Is that something that resonates with you in another people’s work as well?

It’s almost mandatory for me, especially in the movie and tv and written-word work I consume. Something like The Sopranos, possibly kind of a random example. But I feel like the full intent of that show was precisely this. [It] was about utilizing the tv form. All of these different episodes, each of them kind of flirting with progress, but never rather getting there, and always doubling back on itself until it’s yet over. That’s a perfect metaphor for speaking about the way life can feel. And I think so much of the art I’m drawn to, it’s not that it’s disinterested in the pleasance of narrative, or like the power of catharsis or arc, but it is utilizing those weapons toward a goal that’s more than just enjoyment.

I think your first film, the Slenderman documentary A Self-Induced Hallucination, is truly fascinating and great, and it besides seems like kind of a skeleton key that echoes the themes of your next 2 movies. How frequently do you think about that movie and the stories you include in it?

I think everything is an echo of everything else.
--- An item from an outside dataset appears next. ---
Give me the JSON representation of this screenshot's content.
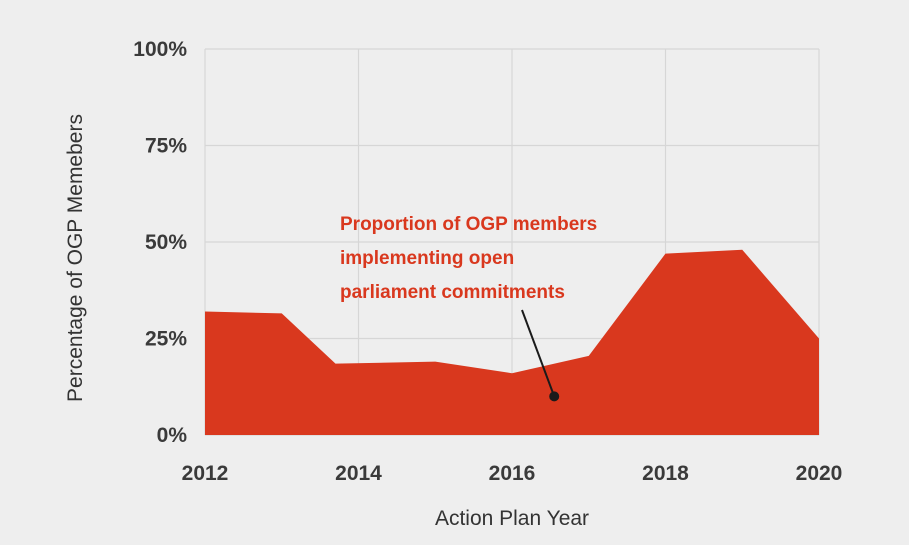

And I think I did crack something with Self-Induced Hallucination that started a process I’m inactive very much a part of. I think my work has always been curious in this intersection point, this non-straightforward relation between fiction and reality. And is it fiction that makes reality, or reality that makes fiction? Or is it something more complicated and interlinked?

I think about [that] all the time. Like that Tulpa kid, at the end of Self-Induced Hallucination. I think about this thought of something fictional that you realize on a certain level is fictional, being real adequate to save your life. And I think about the ways those questions aren’t just a way to analyse the construction of identity, but are besides a way to talk about this planet we’ve built, and all of the ways in which it is both very real and very constructed. Like I was talking about earlier, the ways in which anticipation could possibly be opened from the things that we consider “fiction.”

I Saw the tv Glow is in theaters now.